Factors determining journalists’ selection of news stories
The selection of news stories by journalists can vary depending on a number of factors. In general, editors of different kinds of newspapers have different priorities, and these may have a bearing on the type of news stories selected. Time-pressure and space constraints play an important role in newspaper production, and editors may also be motivated by a desire to get the story into print as quickly as possible.
Influences on news values
News values are important concepts in journalism and communication studies. They explain the choices made by gatekeepers in a world of scarcity. However, the subject is far from settled. Some authors argue that the same values apply across cultures, while others suggest that news values are different in different cultures.
Human interest stories
Human interest stories are stories that are not only interesting but also have a broader social impact. They can stir emotions such as compassion, sympathy, anger, fear, or love. A good human interest story should describe people in an accurate manner, focus on the emotions involved, and end on a positive note.
Violence and scandal
Violence and scandal are common topics in news reports, but studies have not consistently examined how they’re represented in news reports. Most studies focus on the types of violence covered, and no study has looked at regional differences in coverage. The study aims to answer these questions through a detailed analysis of news content. To do so, it examined the frequency of the use of 27 terms related to sexual violence in the news. Using these terms, researchers identified 2,600 articles from the top 50 U.S. traditional print media outlets. The articles were ranked by region and publication year.

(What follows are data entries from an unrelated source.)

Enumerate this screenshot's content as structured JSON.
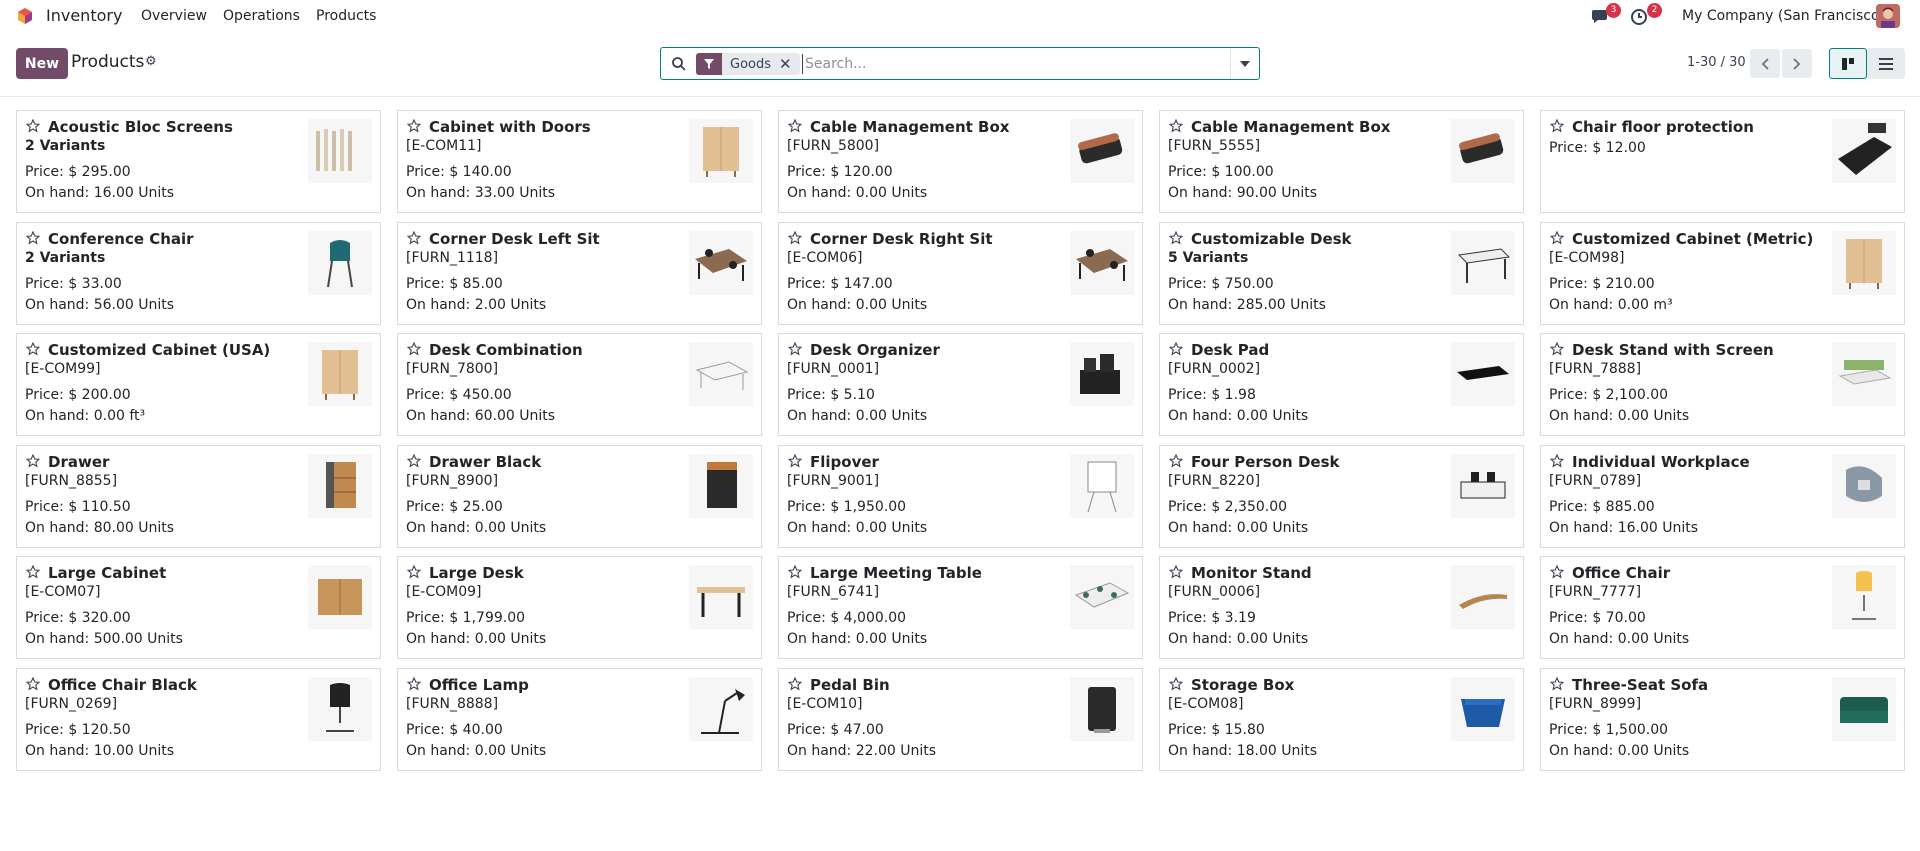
{
  "navbar": {
    "app_name": "Inventory",
    "menu": [
      "Overview",
      "Operations",
      "Products"
    ],
    "messages_count": "3",
    "activities_count": "2",
    "company": "My Company (San Francisco)"
  },
  "control": {
    "new_label": "New",
    "title": "Products",
    "facet_label": "Goods",
    "search_placeholder": "Search...",
    "pager": "1-30 / 30"
  },
  "colors": {
    "brand": "#714b67",
    "accent": "#017e84",
    "badge": "#d6334b"
  },
  "products": [
    {
      "name": "Acoustic Bloc Screens",
      "ref": "2 Variants",
      "variants": true,
      "price": "Price: $ 295.00",
      "onhand": "On hand: 16.00 Units",
      "icon": "acoustic-screen-icon"
    },
    {
      "name": "Cabinet with Doors",
      "ref": "[E-COM11]",
      "variants": false,
      "price": "Price: $ 140.00",
      "onhand": "On hand: 33.00 Units",
      "icon": "cabinet-icon"
    },
    {
      "name": "Cable Management Box",
      "ref": "[FURN_5800]",
      "variants": false,
      "price": "Price: $ 120.00",
      "onhand": "On hand: 0.00 Units",
      "icon": "cable-box-icon"
    },
    {
      "name": "Cable Management Box",
      "ref": "[FURN_5555]",
      "variants": false,
      "price": "Price: $ 100.00",
      "onhand": "On hand: 90.00 Units",
      "icon": "cable-box-icon"
    },
    {
      "name": "Chair floor protection",
      "ref": "",
      "variants": false,
      "price": "Price: $ 12.00",
      "onhand": "",
      "icon": "floor-mat-icon"
    },
    {
      "name": "Conference Chair",
      "ref": "2 Variants",
      "variants": true,
      "price": "Price: $ 33.00",
      "onhand": "On hand: 56.00 Units",
      "icon": "chair-icon"
    },
    {
      "name": "Corner Desk Left Sit",
      "ref": "[FURN_1118]",
      "variants": false,
      "price": "Price: $ 85.00",
      "onhand": "On hand: 2.00 Units",
      "icon": "corner-desk-icon"
    },
    {
      "name": "Corner Desk Right Sit",
      "ref": "[E-COM06]",
      "variants": false,
      "price": "Price: $ 147.00",
      "onhand": "On hand: 0.00 Units",
      "icon": "corner-desk-icon"
    },
    {
      "name": "Customizable Desk",
      "ref": "5 Variants",
      "variants": true,
      "price": "Price: $ 750.00",
      "onhand": "On hand: 285.00 Units",
      "icon": "desk-icon"
    },
    {
      "name": "Customized Cabinet (Metric)",
      "ref": "[E-COM98]",
      "variants": false,
      "price": "Price: $ 210.00",
      "onhand": "On hand: 0.00 m³",
      "icon": "cabinet-icon"
    },
    {
      "name": "Customized Cabinet (USA)",
      "ref": "[E-COM99]",
      "variants": false,
      "price": "Price: $ 200.00",
      "onhand": "On hand: 0.00 ft³",
      "icon": "cabinet-icon"
    },
    {
      "name": "Desk Combination",
      "ref": "[FURN_7800]",
      "variants": false,
      "price": "Price: $ 450.00",
      "onhand": "On hand: 60.00 Units",
      "icon": "desk-combination-icon"
    },
    {
      "name": "Desk Organizer",
      "ref": "[FURN_0001]",
      "variants": false,
      "price": "Price: $ 5.10",
      "onhand": "On hand: 0.00 Units",
      "icon": "organizer-icon"
    },
    {
      "name": "Desk Pad",
      "ref": "[FURN_0002]",
      "variants": false,
      "price": "Price: $ 1.98",
      "onhand": "On hand: 0.00 Units",
      "icon": "desk-pad-icon"
    },
    {
      "name": "Desk Stand with Screen",
      "ref": "[FURN_7888]",
      "variants": false,
      "price": "Price: $ 2,100.00",
      "onhand": "On hand: 0.00 Units",
      "icon": "desk-screen-icon"
    },
    {
      "name": "Drawer",
      "ref": "[FURN_8855]",
      "variants": false,
      "price": "Price: $ 110.50",
      "onhand": "On hand: 80.00 Units",
      "icon": "drawer-icon"
    },
    {
      "name": "Drawer Black",
      "ref": "[FURN_8900]",
      "variants": false,
      "price": "Price: $ 25.00",
      "onhand": "On hand: 0.00 Units",
      "icon": "drawer-black-icon"
    },
    {
      "name": "Flipover",
      "ref": "[FURN_9001]",
      "variants": false,
      "price": "Price: $ 1,950.00",
      "onhand": "On hand: 0.00 Units",
      "icon": "flipover-icon"
    },
    {
      "name": "Four Person Desk",
      "ref": "[FURN_8220]",
      "variants": false,
      "price": "Price: $ 2,350.00",
      "onhand": "On hand: 0.00 Units",
      "icon": "four-person-desk-icon"
    },
    {
      "name": "Individual Workplace",
      "ref": "[FURN_0789]",
      "variants": false,
      "price": "Price: $ 885.00",
      "onhand": "On hand: 16.00 Units",
      "icon": "workplace-icon"
    },
    {
      "name": "Large Cabinet",
      "ref": "[E-COM07]",
      "variants": false,
      "price": "Price: $ 320.00",
      "onhand": "On hand: 500.00 Units",
      "icon": "large-cabinet-icon"
    },
    {
      "name": "Large Desk",
      "ref": "[E-COM09]",
      "variants": false,
      "price": "Price: $ 1,799.00",
      "onhand": "On hand: 0.00 Units",
      "icon": "large-desk-icon"
    },
    {
      "name": "Large Meeting Table",
      "ref": "[FURN_6741]",
      "variants": false,
      "price": "Price: $ 4,000.00",
      "onhand": "On hand: 0.00 Units",
      "icon": "meeting-table-icon"
    },
    {
      "name": "Monitor Stand",
      "ref": "[FURN_0006]",
      "variants": false,
      "price": "Price: $ 3.19",
      "onhand": "On hand: 0.00 Units",
      "icon": "monitor-stand-icon"
    },
    {
      "name": "Office Chair",
      "ref": "[FURN_7777]",
      "variants": false,
      "price": "Price: $ 70.00",
      "onhand": "On hand: 0.00 Units",
      "icon": "office-chair-icon"
    },
    {
      "name": "Office Chair Black",
      "ref": "[FURN_0269]",
      "variants": false,
      "price": "Price: $ 120.50",
      "onhand": "On hand: 10.00 Units",
      "icon": "office-chair-black-icon"
    },
    {
      "name": "Office Lamp",
      "ref": "[FURN_8888]",
      "variants": false,
      "price": "Price: $ 40.00",
      "onhand": "On hand: 0.00 Units",
      "icon": "lamp-icon"
    },
    {
      "name": "Pedal Bin",
      "ref": "[E-COM10]",
      "variants": false,
      "price": "Price: $ 47.00",
      "onhand": "On hand: 22.00 Units",
      "icon": "pedal-bin-icon"
    },
    {
      "name": "Storage Box",
      "ref": "[E-COM08]",
      "variants": false,
      "price": "Price: $ 15.80",
      "onhand": "On hand: 18.00 Units",
      "icon": "storage-box-icon"
    },
    {
      "name": "Three-Seat Sofa",
      "ref": "[FURN_8999]",
      "variants": false,
      "price": "Price: $ 1,500.00",
      "onhand": "On hand: 0.00 Units",
      "icon": "sofa-icon"
    }
  ]
}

Familiarity with news can be a social practice and a form of civic engagement. By integrating news into the classroom, professors can better prepare students for lifelong learning in a democracy. Alison J. Head, senior research fellow at metaLAB at Harvard University and visiting scholar at the Harvard Graduate School of Education, and Erica DeFrain, Assistant Professor at the University of Nebraska-Lincoln, say that familiarity with news can enhance civic engagement.
Timeliness is an important attribute in news reporting. It allows news to appear at the precise moment when a person or event is happening. For example, an application for a job might be timely, while a news station could be desperate to find an anchor for its next newscast. These and other elements constitute journalistic timeliness, and this study explores the organizational and cultural dynamics of journalistic timeliness.